Babcorn 發表於 2016-5-11 13:00
第八十七章 老花不喜 矯篡懿旨

     「一年抱怨嗟長別,七夕含態始言歸。飄飄羅襪光天步,灼灼新妝鑑月輝。情催巧笑開星靨,不惜呈露解雲衣。所嘆卻隨更漏盡,掩泣還弄昨宵機。」

    瑤琴聲聲淒崴,虞氏一邊彈著瑤琴,一邊唱著許敬宗的詩作。

    「讓她給我閉嘴!」許敬宗惡狠狠地對僕役說道。

    這個虞氏原來是他妻子身邊一個小婢女,相貌卻是美豔動人,於是妻子死後,立即將她改為虞姓,納為小妾。其年不過三十不足。休要說許敬宗老牛吃嫩草,府中其他的婢女對虞氏命運都有些嫉妒了。至少作為小妾,比婢女強了。

    然後虞氏的相貌引來兒子許昂的貪涎,兩個人不知是誰勾引了誰,於是李治與武則天一幕故事在許府上演。

    老許聽到了,也氣著了,一下子將兒子貶到了嶺南,到現在還沒有讓他回來。

    虞氏的相貌是不錯的,跟在許敬宗夫人裴氏後面,又認識了不少字,但卻沒有武則天那變態的養顏之術,又遭到橫變,人老得便快。幾年下來,容色就衰了,許敬宗召見得也少了。
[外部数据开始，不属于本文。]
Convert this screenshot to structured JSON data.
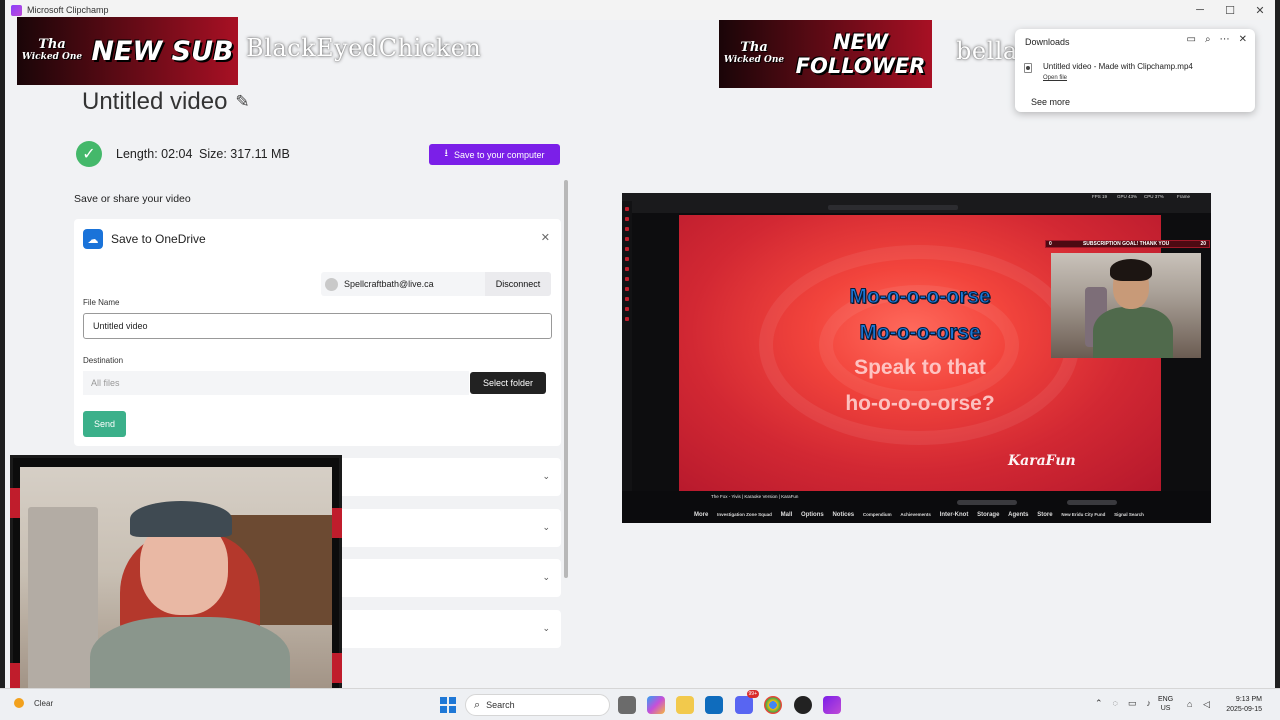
{
  "window": {
    "title": "Microsoft Clipchamp",
    "controls": [
      "─",
      "☐",
      "✕"
    ]
  },
  "overlays": {
    "sub_banner": {
      "logo_line1": "Tha",
      "logo_line2": "Wicked One",
      "text": "NEW SUB"
    },
    "sub_name": "BlackEyedChicken",
    "follower_banner": {
      "logo_line1": "Tha",
      "logo_line2": "Wicked One",
      "text": "NEW FOLLOWER"
    },
    "follower_name": "bella_parra110"
  },
  "export": {
    "title": "Untitled video",
    "length": "Length: 02:04",
    "size": "Size: 317.11 MB",
    "save_button": "Save to your computer",
    "section_label": "Save or share your video",
    "onedrive": {
      "title": "Save to OneDrive",
      "account": "Spellcraftbath@live.ca",
      "disconnect": "Disconnect",
      "file_name_label": "File Name",
      "file_name_value": "Untitled video",
      "destination_label": "Destination",
      "destination_placeholder": "All files",
      "select_folder": "Select folder",
      "send": "Send"
    }
  },
  "preview": {
    "lyrics": [
      "Mo-o-o-o-orse",
      "Mo-o-o-orse",
      "Speak to that",
      "ho-o-o-o-orse?"
    ],
    "karafun_logo": "KaraFun",
    "sub_goal_count": "0",
    "sub_goal_label": "SUBSCRIPTION GOAL! THANK YOU",
    "sub_goal_target": "20",
    "video_title": "The Fox - Yivis | Karaoke Version | KaraFun",
    "nav": [
      "More",
      "Investigation Zone Squad",
      "Mall",
      "Options",
      "Notices",
      "Compendium",
      "Achievements",
      "Inter-Knot",
      "Storage",
      "Agents",
      "Store",
      "New Eridu City Fund",
      "Signal Search"
    ],
    "stats": {
      "fps": "FPS  19",
      "gpu": "GPU  43%",
      "cpu": "CPU  37%",
      "fps_label": "Frame"
    }
  },
  "downloads": {
    "title": "Downloads",
    "filename": "Untitled video - Made with Clipchamp.mp4",
    "open_file": "Open file",
    "see_more": "See more"
  },
  "taskbar": {
    "weather": "Clear",
    "search_placeholder": "Search",
    "discord_badge": "99+",
    "lang_top": "ENG",
    "lang_bottom": "US",
    "time": "9:13 PM",
    "date": "2025-09-15"
  }
}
    因此,彈著琴,唱許敬宗的詩,希望引起他的注意。

    卻沒有想到許敬宗不領情,幽怨地喊了幾聲:「阿郎,阿郎。」被僕役架了下去。

    庭院也安靜下來,便有了早起的蟬兒開始在樹頭鳴叫。

    許敬宗將兒子寫的信,拿出來一一看。想著心思。

    對兒子的頑劣,武則天與李治卻不放在心上的。兒子是太子,是儲君,總是一個君!如果連這個都熬不過去,以後怎麼成為一個純臣?再說,如果許彥伯聰明,順著太子的意思,何嘗不是一個機會。兒子做得也不是算錯,那兩枚難得一見的彩丹,都送給了許敬宗。

    這兩枚彩丹有多重要,看到許敬宗對它的態度就知道了,儘管對太子很反感的,這兩枚彩丹都沒有捨得扔掉,選擇了一個好時辰服下。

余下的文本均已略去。